Century City-based Teledyne Inc. took itself off the auction block Wednesday on the grounds that the performance of its businesses is more valuable to investors than a sale of the conglomerate.
A special committee of Teledyne's directors concluded that the company's recent profit gains and "the future potential" of its operations outlast the various proposals Teledyne received for all or major parts of the company, Chairman William Rutledge said in an interview.
Teledyne, with interests in aerospace products, industrial goods and consumer products, formally began searching for a possible buyer last March.
The move came after WHX Corp., parent of steelmaker Wheeling-Pittsburgh Corp., made an unsolicited, $1.2-billion bid to acquire Teledyne, which Teledyne rejected.
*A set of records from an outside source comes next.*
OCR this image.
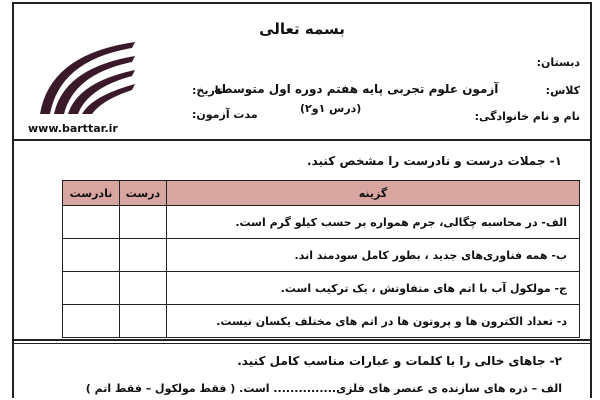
بسمه تعالی
www.barttar.ir
آزمون علوم تجربی پایه هفتم دوره اول متوسطه
(درس ۱و۲)
دبستان:
کلاس:
نام و نام خانوادگی:
تاریخ:
مدت آزمون:
۱- جملات درست و نادرست را مشخص کنید.
نادرست	درست	گزینه
		الف- در محاسبه چگالی، جرم همواره بر حسب کیلو گرم است.
		ب- همه فناوری‌های جدید ، بطور کامل سودمند اند.
		ج- مولکول آب با اتم های متفاوتش ، یک ترکیب است.
		د- تعداد الکترون ها و پروتون ها در اتم های مختلف یکسان نیست.
۲- جاهای خالی را با کلمات و عبارات مناسب کامل کنید.
الف – ذره های سازنده ی عنصر های فلزی............... است. ( فقط مولکول – فقط اتم )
But Ronald LaBow, an investment banker who runs WHX, did get elected to Teledyne's board last spring.
LaBow was not on the special committee that proposed ending the search, Rutledge said, adding that when its recommendation was put before the full board for a vote, LaBow abstained. "He didn't have any comment" after the vote, Rutledge said.
LaBow could not be reached for comment Wednesday.
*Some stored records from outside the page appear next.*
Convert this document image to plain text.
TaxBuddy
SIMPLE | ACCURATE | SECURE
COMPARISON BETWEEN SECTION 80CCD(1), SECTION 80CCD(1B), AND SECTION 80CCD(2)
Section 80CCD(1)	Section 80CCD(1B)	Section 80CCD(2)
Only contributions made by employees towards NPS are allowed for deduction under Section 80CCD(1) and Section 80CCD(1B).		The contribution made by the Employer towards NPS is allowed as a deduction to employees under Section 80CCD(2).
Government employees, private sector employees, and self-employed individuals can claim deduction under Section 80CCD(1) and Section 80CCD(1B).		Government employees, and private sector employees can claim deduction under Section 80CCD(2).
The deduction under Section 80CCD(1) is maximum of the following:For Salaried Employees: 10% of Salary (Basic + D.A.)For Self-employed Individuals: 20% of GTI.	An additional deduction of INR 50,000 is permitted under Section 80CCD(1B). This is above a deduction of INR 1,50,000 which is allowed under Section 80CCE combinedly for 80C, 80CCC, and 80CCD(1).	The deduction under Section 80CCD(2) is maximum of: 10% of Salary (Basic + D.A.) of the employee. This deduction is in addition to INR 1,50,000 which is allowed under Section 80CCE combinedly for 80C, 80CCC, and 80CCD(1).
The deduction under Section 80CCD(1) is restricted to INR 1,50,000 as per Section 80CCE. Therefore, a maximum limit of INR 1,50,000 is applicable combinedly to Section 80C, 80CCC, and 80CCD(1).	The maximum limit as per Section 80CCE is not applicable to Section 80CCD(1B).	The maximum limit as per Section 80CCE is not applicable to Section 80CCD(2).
Teledyne's performance has improved markedly this year, owing partly to cost cutting and new product developments. In the nine months ended Sept. 30, Teledyne reported a $131.4-million profit, contrasted with a $24.8-million loss a year earlier, and sales rose 10%, to $1.93 billion from $1.75 billion.
However, Teledyne's stock hasn't moved much since the company began soliciting bids. Shares closed Wednesday at $25.125 on the New York Stock Exchange, unchanged on the day and down about $1 from their level in late March.